- Musique:
- Allez, ma grande, c'est le moment de rentrer...
- Quoi ?! Déjà ? Mais il n'est que... La paire de prunelles embrumées par l'alcool chercha un instant un moyen de deviner l'heure.
- Il est déjà quatre heures du matin. Je vais fermer.
Morrigan descendit rageusement du comptoir où elle était encore en train de danser, une main rageuse battant en direction du tavernier, dans le but de le faire taire.
- Fais attention à toi en rentrant...
- La ferme ! Broncha-t-elle en titubant vers la sortie, prenant une bouteille encore pleine sur son passage.
L'homme soupira, son regard inquiet suivant la brune jusqu'à ce qu'elle quitte l'établissement. Puis il attrapa son balai. La nuit n'était pas encore finie pour lui. Ni pour elle, d'ailleurs. La jeune femme était bien sortie de la taverne, mais elle n'avait aucune envie de rentrer maintenant. Et l'ivresse ne l'aidait pas à prendre les meilleures décisions ce soir-là... Si elle aurait pu rentrer en se téléportant directement chez elle, elle n'en fit rien.

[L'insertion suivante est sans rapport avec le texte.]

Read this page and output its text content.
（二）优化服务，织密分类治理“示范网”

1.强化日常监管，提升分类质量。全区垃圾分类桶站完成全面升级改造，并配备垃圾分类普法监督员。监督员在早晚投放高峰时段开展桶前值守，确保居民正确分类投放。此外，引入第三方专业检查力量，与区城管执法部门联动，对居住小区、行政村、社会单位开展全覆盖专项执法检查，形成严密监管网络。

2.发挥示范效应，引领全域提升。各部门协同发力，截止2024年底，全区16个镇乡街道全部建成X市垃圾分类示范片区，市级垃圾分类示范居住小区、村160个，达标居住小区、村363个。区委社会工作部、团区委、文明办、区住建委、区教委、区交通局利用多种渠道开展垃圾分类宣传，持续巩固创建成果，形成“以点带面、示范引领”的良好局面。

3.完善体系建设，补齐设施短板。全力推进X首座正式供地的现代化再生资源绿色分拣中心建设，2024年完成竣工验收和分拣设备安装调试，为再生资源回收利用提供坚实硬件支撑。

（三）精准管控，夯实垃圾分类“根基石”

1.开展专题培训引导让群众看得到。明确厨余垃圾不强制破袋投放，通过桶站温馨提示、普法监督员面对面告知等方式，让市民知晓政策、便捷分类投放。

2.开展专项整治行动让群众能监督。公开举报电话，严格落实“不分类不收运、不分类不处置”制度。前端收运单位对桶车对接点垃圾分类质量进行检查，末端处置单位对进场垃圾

Les rues de Liberty étaient toujours agitées, de jour comme de nuit. Bien que la nuit, ceux qui peuplaient la capitale n'étaient pas toujours les fréquentations les plus sûres. Mais ce n'était pas ça qui lui faisait peur. Non, elle était davantage inquiète de se retrouver seule avec ses pensées. Car depuis qu'ils avaient retrouvé Liberty avec Kasen, elle ne pouvait s'empêcher de penser à leur dispute, et à la manière dont les choses s'étaient terminées...
Puis il lui avait envoyé une enveloppe avec de l'argent.

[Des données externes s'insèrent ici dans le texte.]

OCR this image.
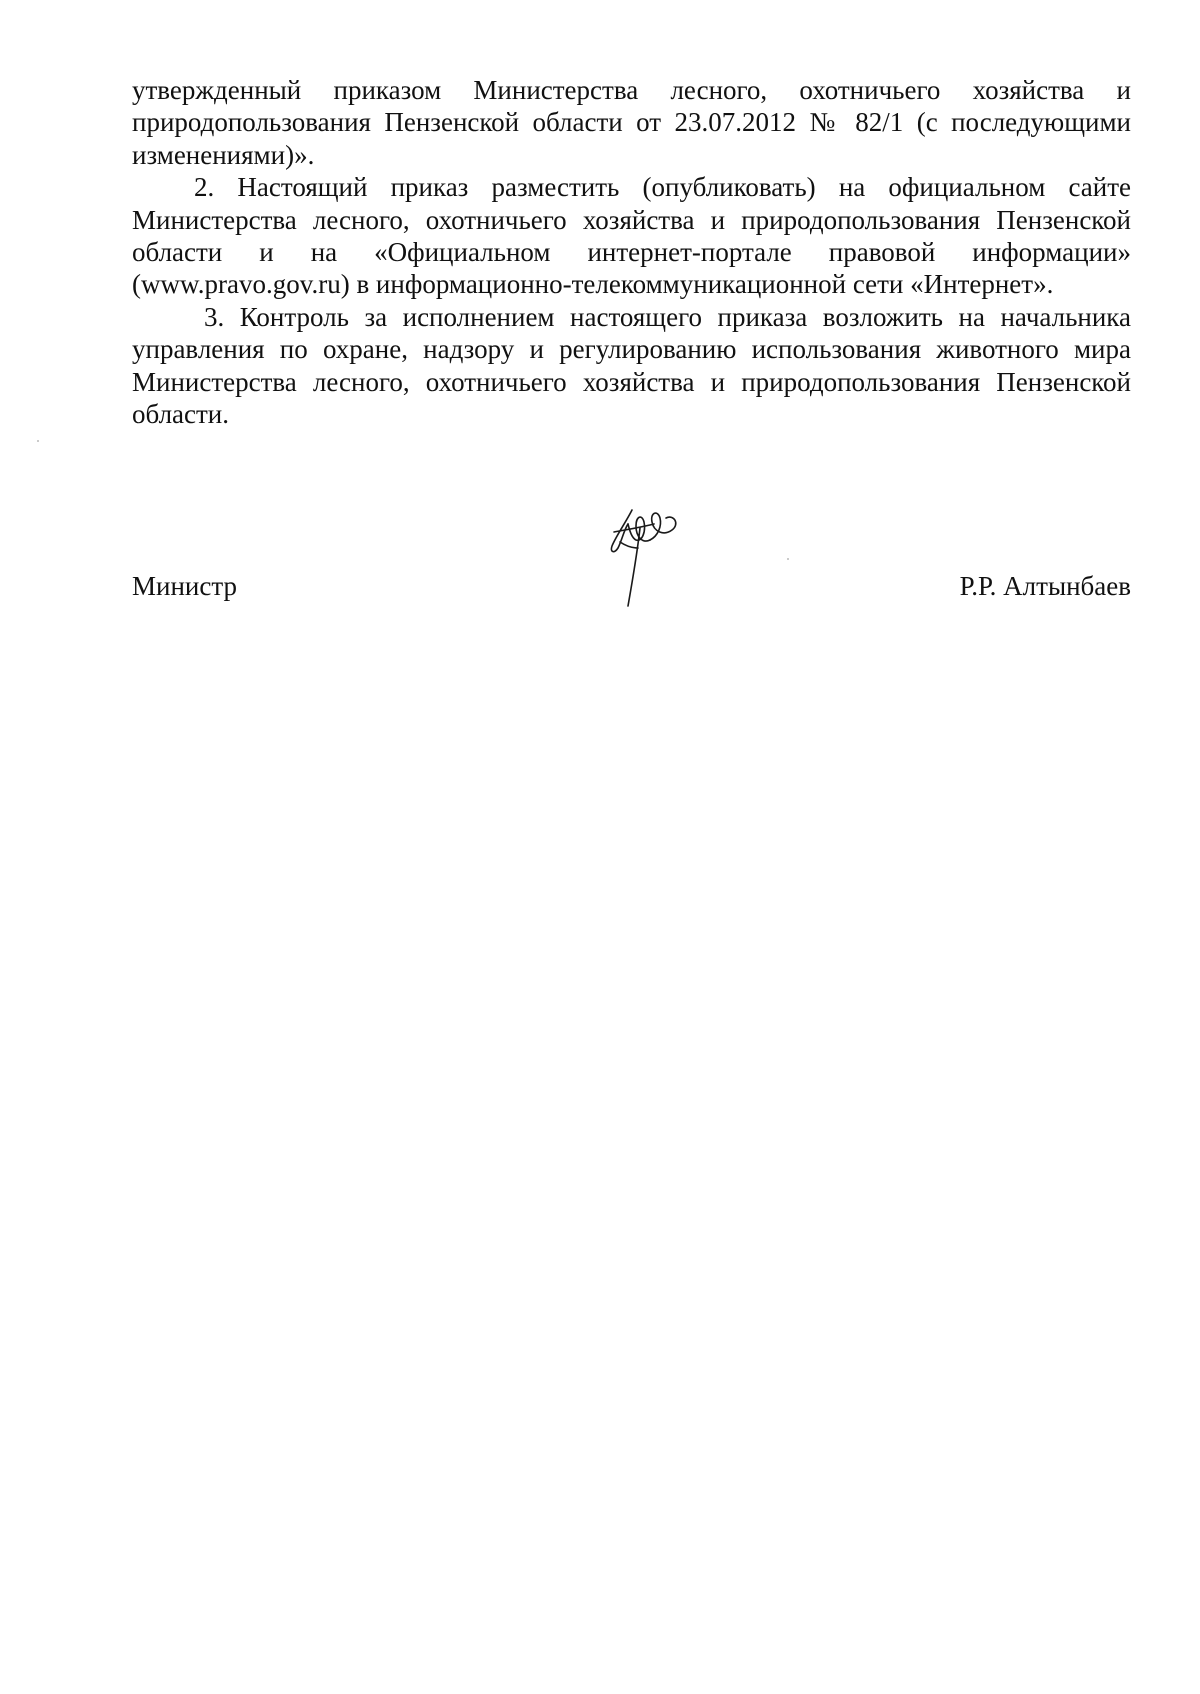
утвержденный приказом Министерства лесного, охотничьего хозяйства и природопользования Пензенской области от 23.07.2012 № 82/1 (с последующими изменениями)».

2. Настоящий приказ разместить (опубликовать) на официальном сайте Министерства лесного, охотничьего хозяйства и природопользования Пензенской области и на «Официальном интернет-портале правовой информации» (www.pravo.gov.ru) в информационно-телекоммуникационной сети «Интернет».

3. Контроль за исполнением настоящего приказа возложить на начальника управления по охране, надзору и регулированию использования животного мира Министерства лесного, охотничьего хозяйства и природопользования Пензенской области.

Министр	Р.Р. Алтынбаев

Son salaire pour la mission.
Elle avait fait valser le contenant contre le mur en ouvrant l'enveloppe. Pour qui la prenait-il ?! Qu'est-ce que cela voulait-il dire ?! Comme si elle n'avait été qu'une vulgaire fille de joie avec qui il s'était bien amusé. Rien que d'y repenser, cela la rendait folle de rage.
Alors, Morrigan ne rentra pas chez elle immédiatement. Dans ses veines le sang s'était mélangé à l'alcool, et son corps vibrait encore sous le rythme de la musique. Pourtant, sa grâce habituelle avait été remplacée par la maladresse de l'ivresse. Elle le remarqua en vacillant, alors qu'elle s'adossait à la rambarde d'un petit pont pour retirer ses chaussures. En manquant de tomber, elle se rattrapa au dernier moment, pouffant quand sa main se fermait de justesse sur la balustrade. Son autre main se glissa sur le goulot de sa précieuse bouteille qu'elle avait déposé sur le bord. Puis l'espionne grimpa sur la rambarde de métal.
Oh non, non. Elle n'allait certainement pas sauter. Non, il n'y avait aucune intention suicidaire dans le geste. Et quand bien même, la rivière était assez basse pour que la chute ne soit pas si dangereuse. Si on oubliait le courant. Mais tout cela était bien loin des pensées de l'espionne, qui funambulait inconsciemment sur la balustrade, faisant confiance à un équilibre particulièrement aléatoire à cet instant.
Elle ne remarqua qu'il s'était mis à pleuvoir que lorsqu'elle sentit ses cheveux se coller à son front, à ses épaules découvertes. Le tissu de sa robe vint se coller quelques instants après à sa peau, et la brune se mise à rire de plus belle.
Les lumières de la ville éblouissant ses yeux trop fatigués, la jeune femme leva la tête au ciel, laissant le ciel étoilé devenir le seul tableau qui méritait son attention à cet instant, s'exaltant devant la beauté des étoiles, et la lueur de la lune. Sa main libre se leva, faisant mine d'attraper l'un des astres. Elle ne quitta du regard l'étoile qu'elle avait nommée sienne lorsque le son des pas qui se rapprochaient du petit pont étaient trop près pour qu'elle puisse les ignorer davantage.
Qu'est-ce que vous voulez ? Soupira-t-elle, la voix lasse, sans même avoir eu le temps de se retourner vers l'inconnu qui venait la tirer de sa contemplation. La brune pointait un doigt accusateur dans sa direction.